The AMA’s latest Public Hospital Report Card revealed Australia has lost six public hospital beds for every 1000 people aged over 65 years since 2008. The report showed the ratio of total hospital beds for every 1000 people aged 65 and over dropped to 14.9 – a decrease of one bed from the previous year. This was the 28th consecutive year of falling bed numbers.
More than one in three people waited longer than the clinically-recommended 30 minutes to receive emergency.
Elective surgery wait times were worse with one in three patients in 2020-21 waiting longer than the clinically indicated 90 days for Category 2 elective surgery, while Category 3 elective surgery declined even further.

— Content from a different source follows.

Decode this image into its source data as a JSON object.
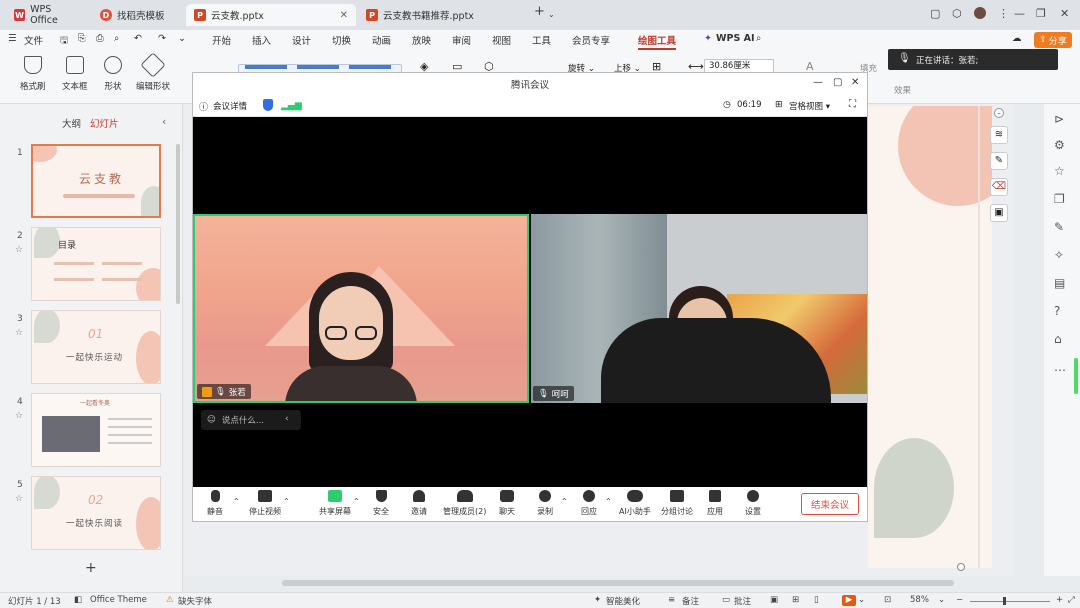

A further indicator has been included in the 2022 report card showing the ‘hidden wait list’, highlighting the time between a GP referral and an actual appointment, before a patient even joins the elective waiting list.
There was extensive media coverage of the report card beginning with a 5-minute slot on morning TV and extensive coverage in News Corp papers around the country, with evening news stories running over two nights.
The impact of long waits for essential surgery was illustrated with the compelling story of 2-year old Izzy McGarry whose mother, Siobhan Sefton, wrote to the AMA’s ‘Clear the Hospital Logjam’ campaign. As reported by SevenNews, Izzy missed important speech and learning milestones while waiting for cleft palate surgery and grommets for hearing loss, routine surgeries with life-changing outcomes.
The launch of the national report card and remaining state chapters followed the release by AMA President Dr Omar Khorshid of the SA and Tas chapters in those states last week. ABC focused on falling bed numbers in WA, as did channel ten news which also highlighted WA had the second-longest wait times in EDs after the ACT.
Released just three days ahead of the Federal budget as part of the AMA’s strategy to elevate public hospital funding as a Federal election issue, the report card also caught the attention of Nine media, and SBS World News.
AMA President Dr Omar Khorshid told radio news outlets the federal election was an opportunity for Australians to raise their concerns about public hospitals, to election candidates and to consider Health when looking at who to vote for.
The AMA’s ‘Clear the hospital logjam’ campaign is encouraging voters to lobby their MPs to change the way public hospitals are funded.